Verslag van de vergadering van 7 april 2020 (2019/2020 nr. 24)
Status: gecorrigeerd
Aanvang: 16.15 uur
Mevrouw Faber-van de Klashorst i (PVV):
Voorzitter, dank u wel. Ten eerste wil ik de minister graag bedanken voor zijn antwoorden. De PVV-fractie is nog steeds van mening dat het uitgangspunt moet blijven: fysiek bijeenkomen indien mogelijk, natuurlijk wel met inachtneming van de voorschriften van het RIVM. We zitten nu echter in een situatie waarin een groot deel van de volksvertegenwoordigers niet wil komen. Ik vind het te betreuren dat er een wet als deze voor nodig is om ze toch aan de gang te krijgen. Daar ben ik niet zo blij mee.
Uiteraard zullen wij de zaak kritisch blijven volgen. Maar ja, de boel moet wel vlot getrokken worden. De lokale overheden moeten weer gaan besluiten en beslissen. De PVV-fractie zal dus, alles overwegende, toch voorstemmen.
Dan over de moties. We kunnen voor de eerste motie, op stuk nr. C, van de heer Nicolai stemmen, maar niet voor de motie op stuk nr. D van meneer Nicolaï. De Kamer kan namelijk altijd bijeenkomen, ook als de minister aangeeft dat hij wil verlengen.
Wat betreft de motie op stuk nr. E van Fractie-Otten: er staat gewoon een datum in de wet, dus dan zou je een novelle nodig hebben. Deze motie kan dus eigenlijk niet. Ik vind het eigenlijk ook niet zo kies om in dit geval het verzoek in te dienen om een motie in stemming te brengen voordat we gaan stemmen over het wetsvoorstel.
De heer Koole i (PvdA):
Ik heb een vraag aan mevrouw Faber. Zij heeft nu ook in tweede termijn gezegd dat een groot deel van de volksvertegenwoordigers op provinciaal en lokaal niveau een soort lafbekken zijn die niet durven of niet willen, en dat deze wet ze dwingt toch actief te worden. Zo heb ik het begrepen. Op welke gegevens baseert mevrouw Faber een dergelijk beeld?
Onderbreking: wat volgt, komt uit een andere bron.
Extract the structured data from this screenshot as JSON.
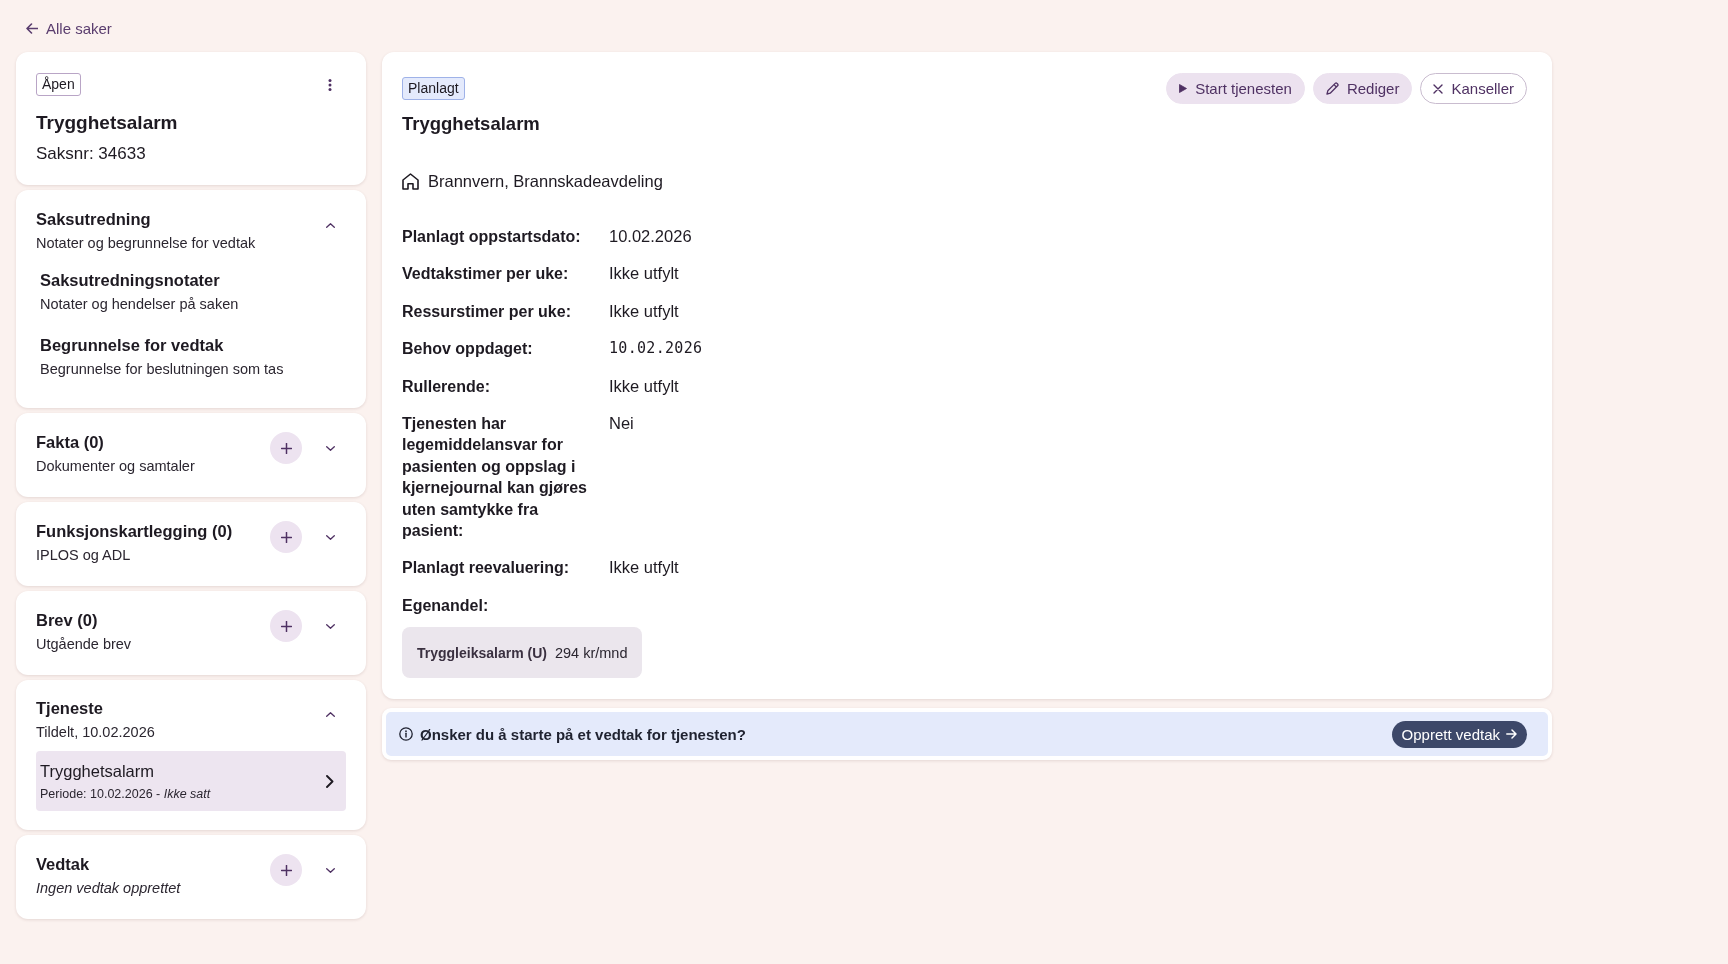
{
  "back_link": {
    "label": "Alle saker"
  },
  "case": {
    "status": "Åpen",
    "title": "Trygghetsalarm",
    "case_number": "Saksnr: 34633"
  },
  "sections": [
    {
      "kind": "notes",
      "title": "Saksutredning",
      "subtitle": "Notater og begrunnelse for vedtak",
      "subtitle_italic": false,
      "expanded": true,
      "items": [
        {
          "title": "Saksutredningsnotater",
          "subtitle": "Notater og hendelser på saken"
        },
        {
          "title": "Begrunnelse for vedtak",
          "subtitle": "Begrunnelse for beslutningen som tas"
        }
      ]
    },
    {
      "kind": "addable",
      "title": "Fakta (0)",
      "subtitle": "Dokumenter og samtaler",
      "subtitle_italic": false,
      "expanded": false
    },
    {
      "kind": "addable",
      "title": "Funksjonskartlegging (0)",
      "subtitle": "IPLOS og ADL",
      "subtitle_italic": false,
      "expanded": false
    },
    {
      "kind": "addable",
      "title": "Brev (0)",
      "subtitle": "Utgående brev",
      "subtitle_italic": false,
      "expanded": false
    },
    {
      "kind": "services",
      "title": "Tjeneste",
      "subtitle": "Tildelt, 10.02.2026",
      "subtitle_italic": false,
      "expanded": true,
      "items": [
        {
          "title": "Trygghetsalarm",
          "subtitle": "Periode: 10.02.2026 - *Ikke satt*"
        }
      ]
    },
    {
      "kind": "addable",
      "title": "Vedtak",
      "subtitle": "Ingen vedtak opprettet",
      "subtitle_italic": true,
      "expanded": false
    }
  ],
  "service": {
    "status": "Planlagt",
    "title": "Trygghetsalarm",
    "actions": [
      {
        "kind": "start",
        "label": "Start tjenesten"
      },
      {
        "kind": "edit",
        "label": "Rediger"
      },
      {
        "kind": "cancel",
        "label": "Kanseller"
      }
    ],
    "location": "Brannvern, Brannskadeavdeling",
    "fields": [
      {
        "kind": "text",
        "label": "Planlagt oppstartsdato:",
        "value": "10.02.2026"
      },
      {
        "kind": "text",
        "label": "Vedtakstimer per uke:",
        "value": "Ikke utfylt"
      },
      {
        "kind": "text",
        "label": "Ressurstimer per uke:",
        "value": "Ikke utfylt"
      },
      {
        "kind": "mono",
        "label": "Behov oppdaget:",
        "value": "10.02.2026"
      },
      {
        "kind": "text",
        "label": "Rullerende:",
        "value": "Ikke utfylt"
      },
      {
        "kind": "text",
        "label": "Tjenesten har legemiddelansvar for pasienten og oppslag i kjernejournal kan gjøres uten samtykke fra pasient:",
        "value": "Nei"
      },
      {
        "kind": "text",
        "label": "Planlagt reevaluering:",
        "value": "Ikke utfylt"
      }
    ],
    "egenandel": {
      "label": "Egenandel:",
      "items": [
        {
          "name": "Tryggleiksalarm (U)",
          "price": "294 kr/mnd"
        }
      ]
    }
  },
  "banner": {
    "message": "Ønsker du å starte på et vedtak for tjenesten?",
    "button": "Opprett vedtak"
  }
}
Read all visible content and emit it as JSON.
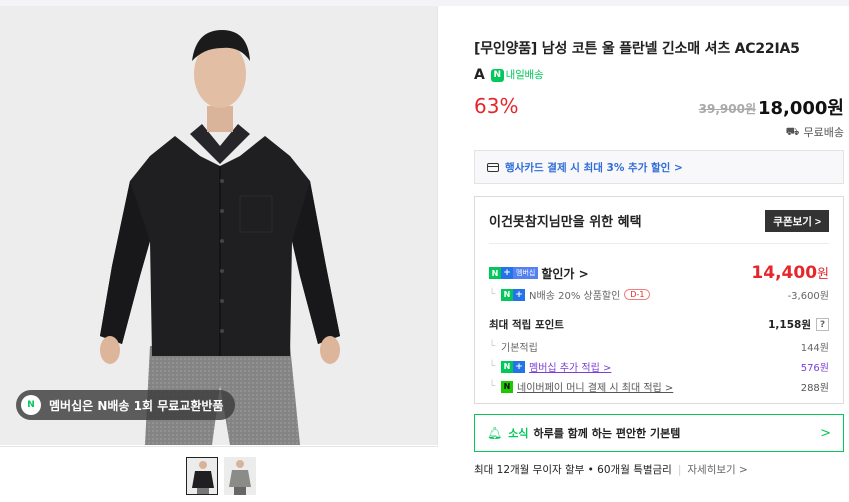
{
  "product": {
    "title_line1": "[무인양품] 남성 코튼 울 플란넬 긴소매 셔츠 AC22IA5",
    "title_line2": "A",
    "delivery_badge": "내일배송",
    "discount_rate": "63%",
    "original_price": "39,900원",
    "sale_price": "18,000원",
    "shipping": "무료배송"
  },
  "image": {
    "benefit_pill": "멤버십은 N배송 1회 무료교환반품",
    "benefit_pill_icon": "N"
  },
  "card_promo": {
    "text": "행사카드 결제 시 최대 3% 추가 할인 >"
  },
  "benefits": {
    "heading": "이건못참지님만을 위한 혜택",
    "coupon_button": "쿠폰보기 >",
    "sale_label": "할인가 >",
    "membership_tag": "멤버십",
    "sale_price": "14,400",
    "sale_price_unit": "원",
    "n_delivery_discount": "N배송 20% 상품할인",
    "d_day": "D-1",
    "n_delivery_amount": "-3,600원",
    "points_title": "최대 적립 포인트",
    "points_total": "1,158원",
    "points_help": "?",
    "basic_label": "기본적립",
    "basic_value": "144원",
    "membership_label": "멤버십 추가 적립 >",
    "membership_value": "576원",
    "naverpay_label": "네이버페이 머니 결제 시 최대 적립 >",
    "naverpay_value": "288원"
  },
  "news": {
    "tag": "소식",
    "text": "하루를 함께 하는 편안한 기본템",
    "chevron": ">"
  },
  "installment": {
    "text": "최대 12개월 무이자 할부 • 60개월 특별금리",
    "more": "자세히보기 >"
  },
  "icons": [
    "truck-icon",
    "card-icon",
    "bell-icon",
    "chevron-right-icon",
    "naver-pay-icon",
    "n-plus-icon"
  ],
  "colors": {
    "accent_green": "#03c75a",
    "sale_red": "#e5272c",
    "promo_blue": "#2f6cd9",
    "membership_purple": "#7b3fd6"
  }
}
Ik heb een heel ander beeld, namelijk dat mensen, ook volksvertegenwoordigers, zich willen houden aan de adviezen van het RIVM en dat ze zich daardoor soms beperkt voelen in het uitoefenen van hun democratische functie. Digitaal vergaderen zou dan op sommige plekken een uitkomst kunnen zijn, maar dat heeft niets te maken met onwil of dat ze te laf zouden zijn om hun verantwoordelijkheden te nemen. Waarop baseert mevrouw Faber zich?
Mevrouw Faber-van de Klashorst (PVV):
Ik heb er een heel ander beeld bij, maar dat had meneer Koole al begrepen. Het is namelijk zo dat men, zelfs met inachtneming van de regels van het RIVM, nog gewoon fysiek kan beraadslagen. Dat doen wij nu hier namelijk ook, hè. Hier in dit huis hebben we 75 leden en elke fractie heeft een afgevaardigde gestuurd. Het is hier fantastisch goed geregeld. We kunnen hier gewoon vergaderen en besluiten, dus het kan wel. We hebben een deel van de senatoren — gelukkig het grootste deel van de senatoren, anders hadden we hier niet kunnen staan — bereid gevonden om vanuit het hele land hiernaartoe te komen, ook om alleen hun handtekening te zetten.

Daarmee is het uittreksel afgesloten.